Open for just nine months when the pandemic struck, the business, run by friends Mark Patterson and Josh Davey, was awarded £27,000 through the Business Resilience and Recovery Scheme.
Director Mark Patterson said: “Despite being closed over a third of the time the centre has been opened, we are full of energy, using this time of closure to strategise how we can further expand on our business and continue to make it the best venue of its kind for our amazing customers.

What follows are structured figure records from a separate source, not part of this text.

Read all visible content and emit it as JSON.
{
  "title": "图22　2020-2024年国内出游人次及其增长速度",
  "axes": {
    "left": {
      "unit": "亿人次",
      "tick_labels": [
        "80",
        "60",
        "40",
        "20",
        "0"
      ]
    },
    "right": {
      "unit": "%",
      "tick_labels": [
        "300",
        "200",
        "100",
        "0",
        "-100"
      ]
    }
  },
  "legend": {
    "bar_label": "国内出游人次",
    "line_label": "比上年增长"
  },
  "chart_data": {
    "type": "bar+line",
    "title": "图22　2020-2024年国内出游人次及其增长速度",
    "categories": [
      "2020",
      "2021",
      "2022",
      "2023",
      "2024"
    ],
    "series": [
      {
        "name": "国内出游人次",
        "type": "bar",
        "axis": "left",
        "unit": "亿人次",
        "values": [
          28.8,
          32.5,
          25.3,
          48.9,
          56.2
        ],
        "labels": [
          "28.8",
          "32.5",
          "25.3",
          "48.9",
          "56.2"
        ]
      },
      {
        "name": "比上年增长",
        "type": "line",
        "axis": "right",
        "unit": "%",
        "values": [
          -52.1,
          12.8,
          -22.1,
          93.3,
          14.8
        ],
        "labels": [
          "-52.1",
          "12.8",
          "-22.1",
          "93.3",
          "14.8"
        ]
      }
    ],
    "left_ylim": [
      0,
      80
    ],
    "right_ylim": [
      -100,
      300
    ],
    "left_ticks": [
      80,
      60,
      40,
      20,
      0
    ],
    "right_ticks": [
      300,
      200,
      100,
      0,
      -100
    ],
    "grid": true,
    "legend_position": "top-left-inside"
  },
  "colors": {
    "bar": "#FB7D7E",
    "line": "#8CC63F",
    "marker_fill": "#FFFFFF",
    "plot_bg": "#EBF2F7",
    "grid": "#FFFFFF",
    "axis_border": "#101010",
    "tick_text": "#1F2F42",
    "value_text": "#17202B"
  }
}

“The centre was fortunate enough to receive the Business Resilience and Resistance Scheme Grant in the Summer of 2020, giving us the opportunity to add in a further three challenges to the arena, bringing the total of challenges available to 46 – boasting the tallest walls in Europe and the biggest centre of its kind worldwide.
“We cannot wait to open our doors once more to climbers of all ages – bringing fun to life in a place like no other.”
The venue has recently celebrated a win at the London Prestige Awards and has been nominated for climbing centre of the year.
Andrew Diver, Head of Taxation at Beatons Group in Ipswich, echoed Mr Carr’s remarks, saying he had recently seen a number of new businesses come in for financial advice.
He said: “The entrepreneurs are largely at the younger end of the scale who might have previously gone into the vibrant hospitality sector in the region but instead have used the opportunity to launch into different areas.
“What does it mean for the business landscape?
“Smaller businesses are usually more agile and flexible so should hopefully fuel innovation and choice for people in the region.”
Mr Carr added: “Although many businesses have suffered during lockdown, many others are preparing to reopen with a bang.
“Add to that the emergence of a wave of new SMEs, we could see the economy flourish once lockdown is over.”